Scientists from the universities of Würzburg and Bielefeld discover the quantum properties of the optical-electronic oscillations at the nanoscale. The results can contribute to the development of new computer chips.
Whether the lights in our homes are turned on or off in everyday life can be regulated just by reaching for the switch. However, when the space for light is reduced to a few nanometers, the effect of quantum mechanics is controlled and it is not known whether there is light or not. Both may be the case at the same time, as scientists from the Julius-Maximilians-Universität Würzburg (JMU) and the University of Bielefeld show in the journal “Nature Physics”.
“Exploring these special conditions of quantum physics at the level of electronic transistors can help to develop optical technology for future computer chips,” explains Würzburg professor Bert Hecht. The studied nano structures were made in his group. The technology of our digital world is based on the principle of current going or not: one or zero, on or off. Two clear states exist. In quantum physics, on the other hand, it is possible to ignore this principle and create arbitrary limits that are thought to be counter intuitive. This increases the possibility of transmission and processing of information. Such superposition states have been known for some time, especially for light particles, called photons, and are used in the detection of gravitational waves.
Quantum states detected
A team of physicists and physical chemists from Bielefeld and Würzburg has now succeeded in detecting such superposition states of light directly in a nanostructure. Light in the nanostructure is trapped in small spaces and associated with electronic oscillations: plasmons. This allows energy to be captured at the nanoscale.

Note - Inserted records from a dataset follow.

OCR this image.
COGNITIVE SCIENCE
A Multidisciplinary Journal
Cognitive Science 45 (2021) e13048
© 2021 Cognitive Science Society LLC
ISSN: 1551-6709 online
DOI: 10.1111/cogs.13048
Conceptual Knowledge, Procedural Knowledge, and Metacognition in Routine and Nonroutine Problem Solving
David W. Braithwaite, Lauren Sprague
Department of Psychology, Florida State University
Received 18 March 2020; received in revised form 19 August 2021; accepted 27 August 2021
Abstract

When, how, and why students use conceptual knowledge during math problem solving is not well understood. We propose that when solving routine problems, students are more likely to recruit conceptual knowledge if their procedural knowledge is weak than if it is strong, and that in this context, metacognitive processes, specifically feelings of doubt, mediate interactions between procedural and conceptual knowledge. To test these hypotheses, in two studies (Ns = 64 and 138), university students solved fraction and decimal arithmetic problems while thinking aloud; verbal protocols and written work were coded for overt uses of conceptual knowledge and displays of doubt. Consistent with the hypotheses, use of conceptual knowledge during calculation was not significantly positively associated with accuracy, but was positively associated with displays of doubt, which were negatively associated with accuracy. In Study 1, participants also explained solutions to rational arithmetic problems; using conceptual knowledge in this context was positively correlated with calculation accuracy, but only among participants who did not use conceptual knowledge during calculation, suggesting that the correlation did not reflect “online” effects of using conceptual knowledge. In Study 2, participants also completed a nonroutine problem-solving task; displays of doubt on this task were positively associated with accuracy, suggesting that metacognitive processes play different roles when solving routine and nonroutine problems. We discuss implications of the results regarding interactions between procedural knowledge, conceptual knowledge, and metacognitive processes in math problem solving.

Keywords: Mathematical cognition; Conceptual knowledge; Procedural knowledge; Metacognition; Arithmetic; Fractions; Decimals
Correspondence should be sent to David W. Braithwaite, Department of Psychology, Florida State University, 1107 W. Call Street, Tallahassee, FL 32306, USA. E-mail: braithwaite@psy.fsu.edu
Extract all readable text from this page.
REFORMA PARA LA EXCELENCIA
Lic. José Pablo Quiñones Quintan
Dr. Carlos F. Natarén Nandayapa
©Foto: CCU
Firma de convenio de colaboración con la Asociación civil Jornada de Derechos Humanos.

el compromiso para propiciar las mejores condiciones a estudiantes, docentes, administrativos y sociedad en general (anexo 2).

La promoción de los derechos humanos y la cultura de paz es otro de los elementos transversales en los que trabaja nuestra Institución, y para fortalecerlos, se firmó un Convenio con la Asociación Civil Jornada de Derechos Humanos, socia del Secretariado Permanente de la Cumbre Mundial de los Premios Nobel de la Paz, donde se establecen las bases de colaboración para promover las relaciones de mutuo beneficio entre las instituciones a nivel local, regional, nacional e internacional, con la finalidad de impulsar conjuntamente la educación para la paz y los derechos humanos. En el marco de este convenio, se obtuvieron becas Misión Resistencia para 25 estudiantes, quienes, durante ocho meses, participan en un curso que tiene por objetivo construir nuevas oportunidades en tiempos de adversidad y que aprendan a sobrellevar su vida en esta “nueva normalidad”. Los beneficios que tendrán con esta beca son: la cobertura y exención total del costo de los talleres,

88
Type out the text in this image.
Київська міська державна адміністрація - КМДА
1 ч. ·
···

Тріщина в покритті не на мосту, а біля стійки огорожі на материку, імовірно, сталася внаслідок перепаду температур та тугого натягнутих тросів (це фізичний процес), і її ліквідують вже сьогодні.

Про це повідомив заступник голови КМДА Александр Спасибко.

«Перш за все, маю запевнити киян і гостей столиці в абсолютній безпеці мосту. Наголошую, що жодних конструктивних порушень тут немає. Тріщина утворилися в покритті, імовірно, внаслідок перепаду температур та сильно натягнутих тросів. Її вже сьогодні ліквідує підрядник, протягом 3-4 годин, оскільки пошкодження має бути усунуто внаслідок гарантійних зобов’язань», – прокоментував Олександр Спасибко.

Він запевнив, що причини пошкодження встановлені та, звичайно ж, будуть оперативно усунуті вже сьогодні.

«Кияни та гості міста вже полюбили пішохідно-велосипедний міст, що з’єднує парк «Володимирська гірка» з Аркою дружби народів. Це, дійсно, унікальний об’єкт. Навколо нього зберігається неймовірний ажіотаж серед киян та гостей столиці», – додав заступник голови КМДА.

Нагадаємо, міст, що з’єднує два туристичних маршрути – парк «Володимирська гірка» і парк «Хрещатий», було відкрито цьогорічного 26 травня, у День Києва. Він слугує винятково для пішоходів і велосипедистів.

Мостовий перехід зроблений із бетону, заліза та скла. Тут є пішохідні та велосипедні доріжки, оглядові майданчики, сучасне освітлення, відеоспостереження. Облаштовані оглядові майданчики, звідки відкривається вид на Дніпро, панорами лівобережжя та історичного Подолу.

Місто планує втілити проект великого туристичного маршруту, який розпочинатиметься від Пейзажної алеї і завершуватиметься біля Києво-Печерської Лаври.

In the experiments of the group of Würzburg professor Tobias Brixner, who conducts research to study how many photons of a light pulse couple in the nanostructure. Result: simultaneously no photon and three photons! Brixner explains: “Identifying this signature was a big challenge. Photons can be detected effectively by detectors; However, in the case of a single photon, which also exists in the context of quantum mechanical superposition, the appropriate methods do not exist in the nanoworld. Also, the combined states of photons and electrons live less than a millionth of a millionth of a second and then decay again, leaving little time for their detection.
Better combined spatial and temporal resolution
In the experiments published so far, special investigations are used. “The energy released during the decay of the state is enough to release electrons again from the nanostructure,” explains Professor Walter Pfeiffer (Bielefeld), who plays an important role in the development of the physical model and the definition of data. These excited electrons can be captured and imaged using a photo emission electron microscope with a resolution of a few nanometers. Because of the fast decay time, a series of ultrashort laser pulses is used to create a high-resolution “fingerprint”.
This is the first step towards the goal of investigating the full physical state of the photons and electrons associated with them at the nanometer scale. The procedure, as in medicine, is explained by the word tomography. The lights in the offices and laboratories of the scientists involved will continue to shine brightly.